= Johann Gruber =

Austrian Roman Catholic priest

Johann Gruber

Johann Gruber (October 20, 1889 – April 7, 1944), also known as "Papa Gruber" and "The Saint of Gusen", was an Austrian Roman Catholic priest who was imprisoned in Concentration Camp Gusen I from 1940 until he was murdered by the camp commandant on Holy Friday 1944. In the concentration camp, Gruber helped many others survive by raising funds from outside the camp and bribing the SS men and kapos in order to organise the delivery of food to starving inmates.

==Education==
Johann Gruber was born in Tegernbach near Grieskirchen, Austria.
When his parents died, he became a pupil at the Petrinum Linz, a catholic private school where he received his Matura. In 1910, he joined the seminary in Linz. Following his ordination he served for several years as a priest until he began to study philosophy in Vienna. He finished his studies with a PhD in 1923 and became a teacher and director of an institution for the Blind in Linz.

==Captivity==
In 1938, after the Annexation of Austria into the German Reich, Gruber was arrested for expressing his opposition against the new national socialist regime. While he was imprisoned, the Nazi press started a smear campaign against him, claiming that he sexually abused his pupils.
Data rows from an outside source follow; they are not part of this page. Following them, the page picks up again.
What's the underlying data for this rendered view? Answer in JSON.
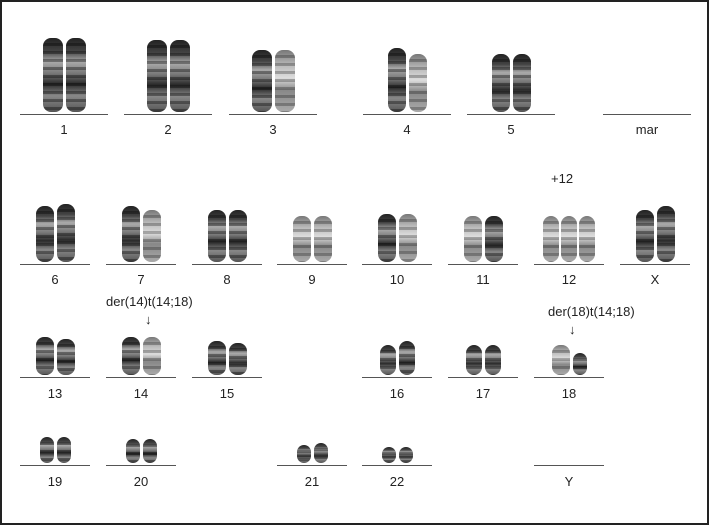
{
  "karyotype": {
    "labels": {
      "c1": "1",
      "c2": "2",
      "c3": "3",
      "c4": "4",
      "c5": "5",
      "mar": "mar",
      "c6": "6",
      "c7": "7",
      "c8": "8",
      "c9": "9",
      "c10": "10",
      "c11": "11",
      "c12": "12",
      "X": "X",
      "c13": "13",
      "c14": "14",
      "c15": "15",
      "c16": "16",
      "c17": "17",
      "c18": "18",
      "c19": "19",
      "c20": "20",
      "c21": "21",
      "c22": "22",
      "Y": "Y"
    },
    "annotations": {
      "plus12": "+12",
      "der14": "der(14)t(14;18)",
      "der18": "der(18)t(14;18)",
      "arrow": "↓"
    }
  }
}
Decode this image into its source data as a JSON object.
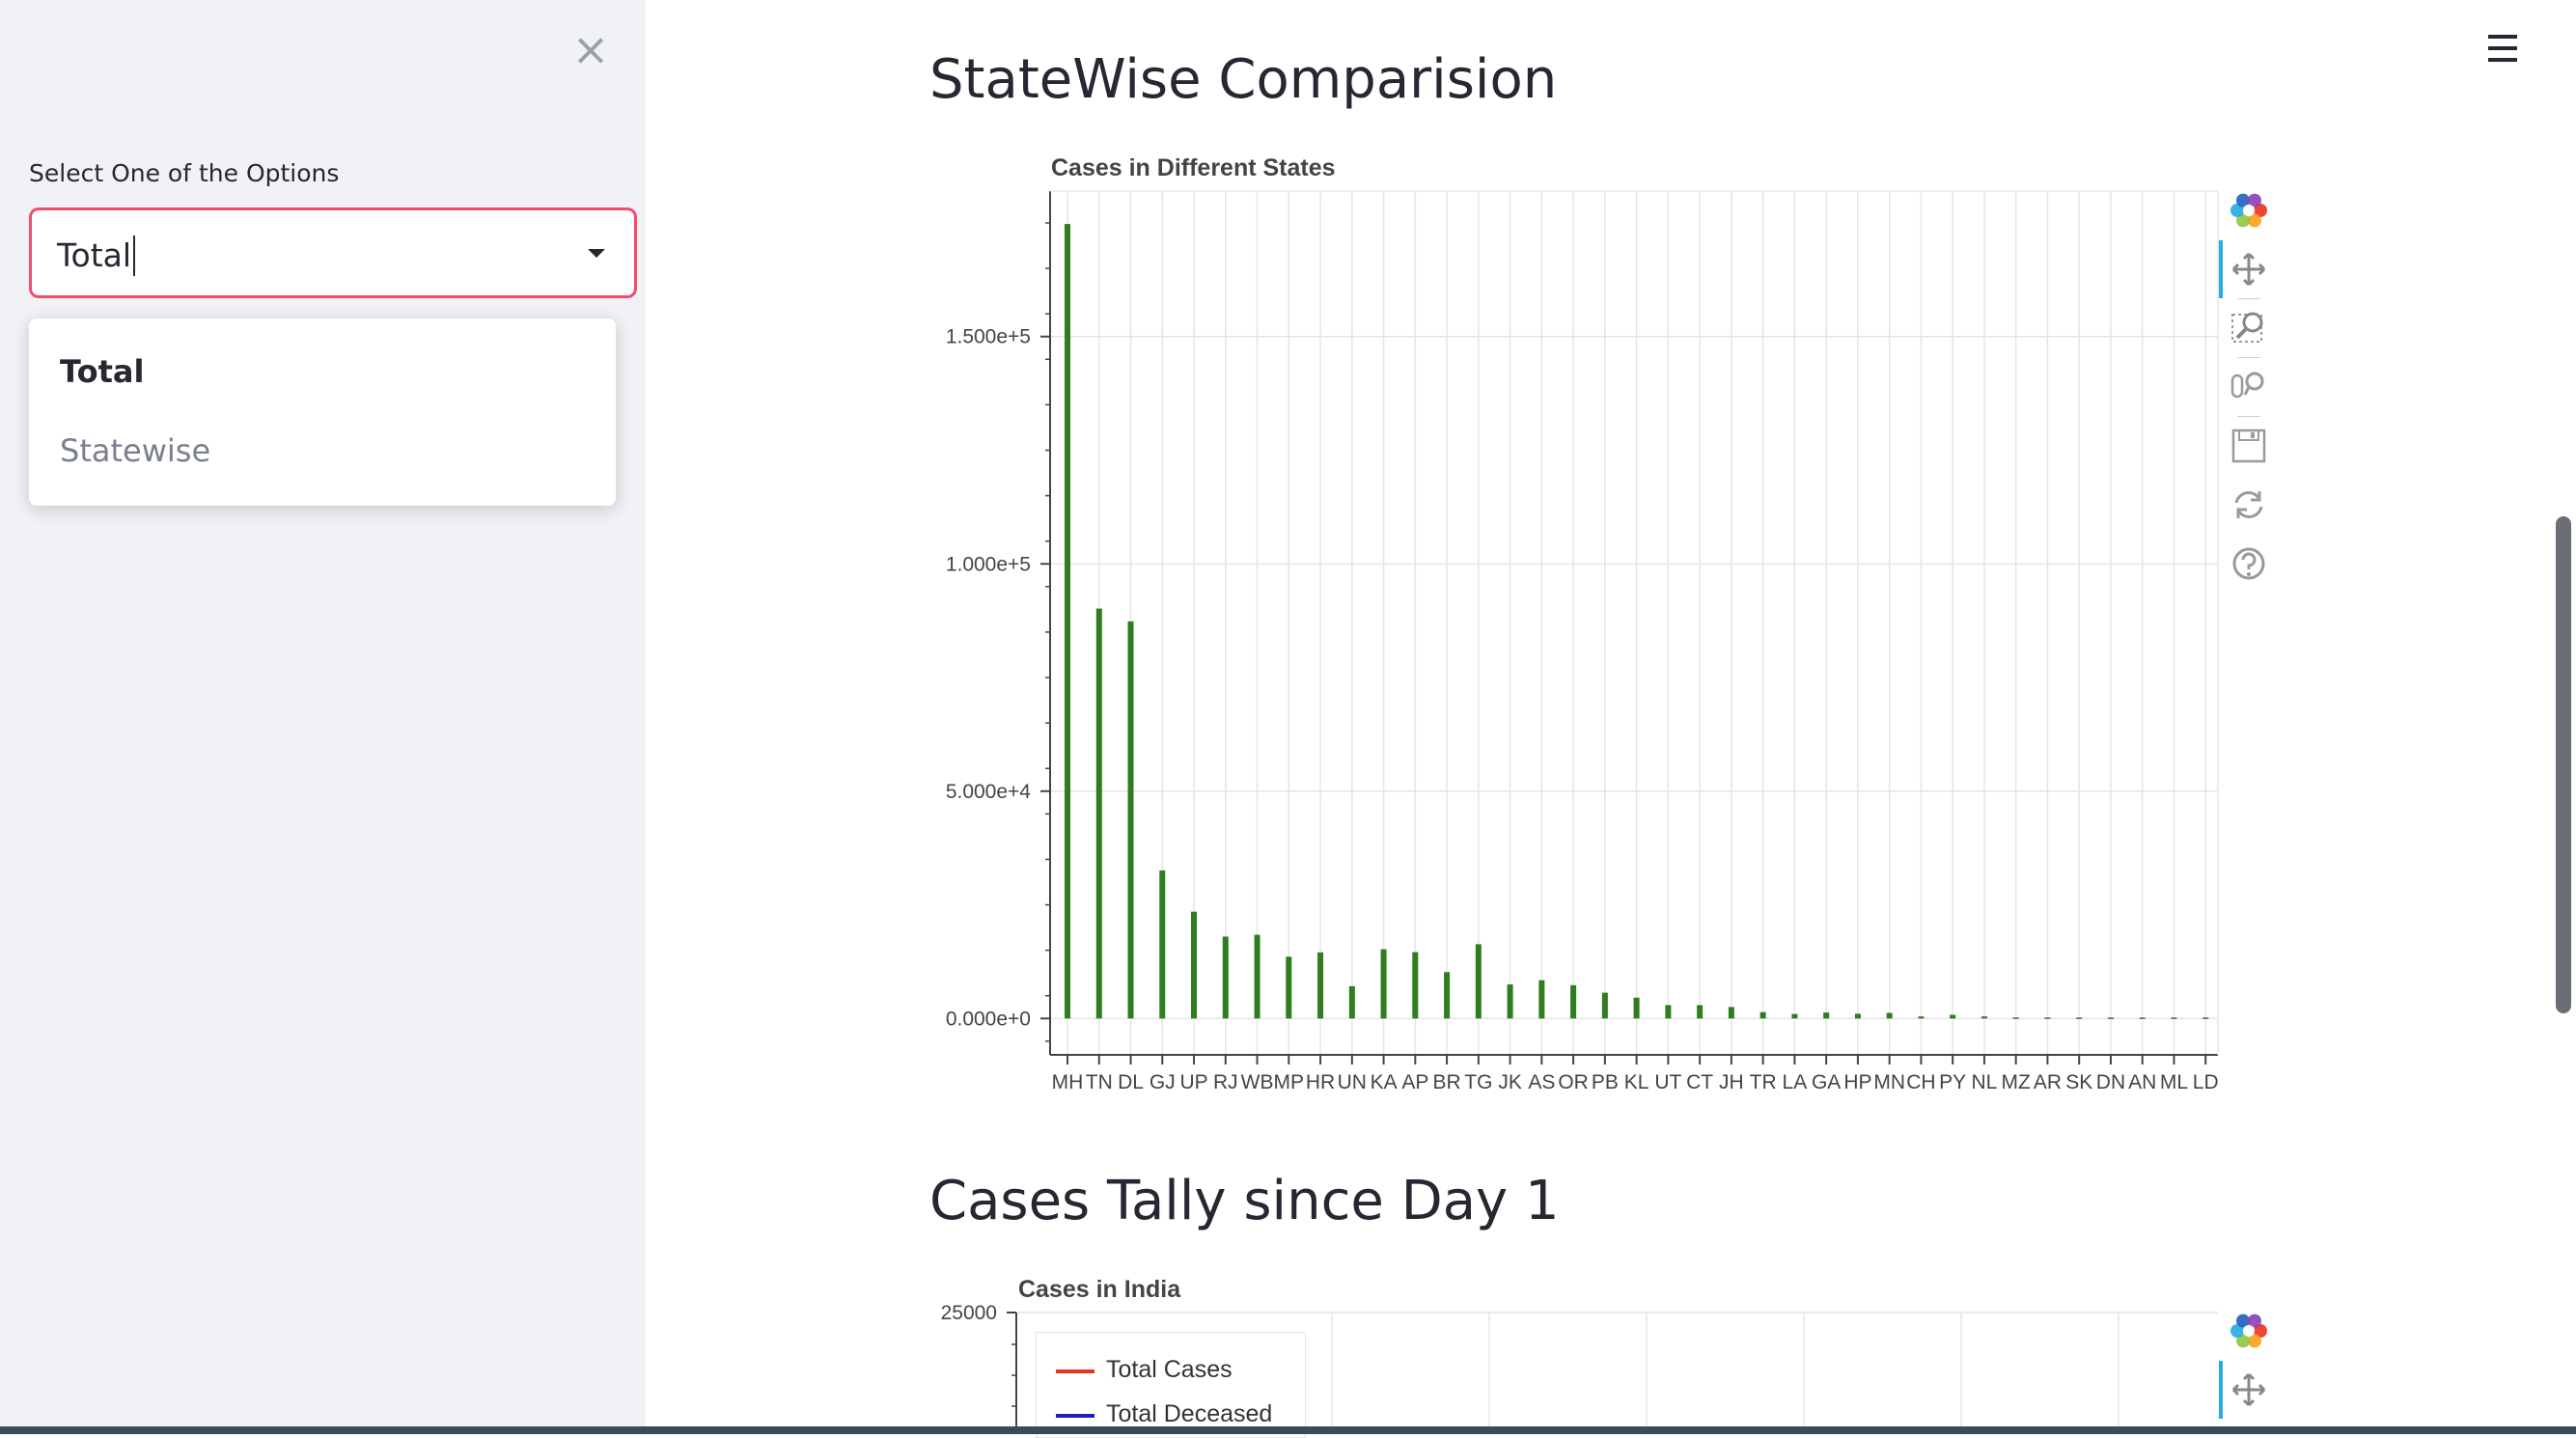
{
  "sidebar": {
    "close_icon": "close-icon",
    "select_label": "Select One of the Options",
    "select_value": "Total",
    "options": [
      "Total",
      "Statewise"
    ]
  },
  "main": {
    "menu_icon": "hamburger-menu-icon",
    "heading1": "StateWise Comparision",
    "heading2": "Cases Tally since Day 1"
  },
  "chart_data": [
    {
      "type": "bar",
      "title": "Cases in Different States",
      "xlabel": "",
      "ylabel": "",
      "categories": [
        "MH",
        "TN",
        "DL",
        "GJ",
        "UP",
        "RJ",
        "WB",
        "MP",
        "HR",
        "UN",
        "KA",
        "AP",
        "BR",
        "TG",
        "JK",
        "AS",
        "OR",
        "PB",
        "KL",
        "UT",
        "CT",
        "JH",
        "TR",
        "LA",
        "GA",
        "HP",
        "MN",
        "CH",
        "PY",
        "NL",
        "MZ",
        "AR",
        "SK",
        "DN",
        "AN",
        "ML",
        "LD"
      ],
      "values": [
        174761,
        90167,
        87360,
        32557,
        23492,
        18014,
        18411,
        13593,
        14548,
        7100,
        15242,
        14595,
        10204,
        16339,
        7497,
        8407,
        7316,
        5668,
        4594,
        2947,
        2940,
        2521,
        1396,
        990,
        1315,
        1039,
        1227,
        446,
        802,
        459,
        148,
        187,
        88,
        215,
        97,
        62,
        0
      ],
      "yticks": [
        "0.000e+0",
        "5.000e+4",
        "1.000e+5",
        "1.500e+5"
      ],
      "ylim": [
        -8000,
        182000
      ],
      "grid": true,
      "color": "#2f7d1f"
    },
    {
      "type": "line",
      "title": "Cases in India",
      "yticks": [
        "25000"
      ],
      "series": [
        {
          "name": "Total Cases",
          "color": "#e8341c",
          "values": []
        },
        {
          "name": "Total Deceased",
          "color": "#1f1fbf",
          "values": []
        }
      ],
      "legend": "top-left"
    }
  ],
  "toolbar": {
    "icons": [
      "bokeh-logo-icon",
      "pan-icon",
      "box-zoom-icon",
      "wheel-zoom-icon",
      "save-icon",
      "reset-icon",
      "help-icon"
    ]
  },
  "colors": {
    "accent": "#f14d6c",
    "sidebar_bg": "#f0f2f6",
    "bar": "#2f7d1f",
    "active_tool": "#26aae1"
  }
}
Witnesses were put under pressure to confirm the allegations and Gruber was convicted to spend two years in prison.

When Gruber was released from prison, he was sent to Dachau concentration camp and then to Gusen concentration camp. In Gusen he participated in an archaeological project outside the camp and succeeded in contacting his friends who sent him money. This enabled Gruber to forward messages and to support his fellow prisoners with food and medication. His activities were discovered by the camp commander on April 4, 1944. Gruber was interrogated and tortured for three days. The guards hanged his corpse on a tree nearby and the cause of his death was officially declared suicide.

In 2016 the criminal court in Vienna reversed Grubers conviction concerning sexual abuse.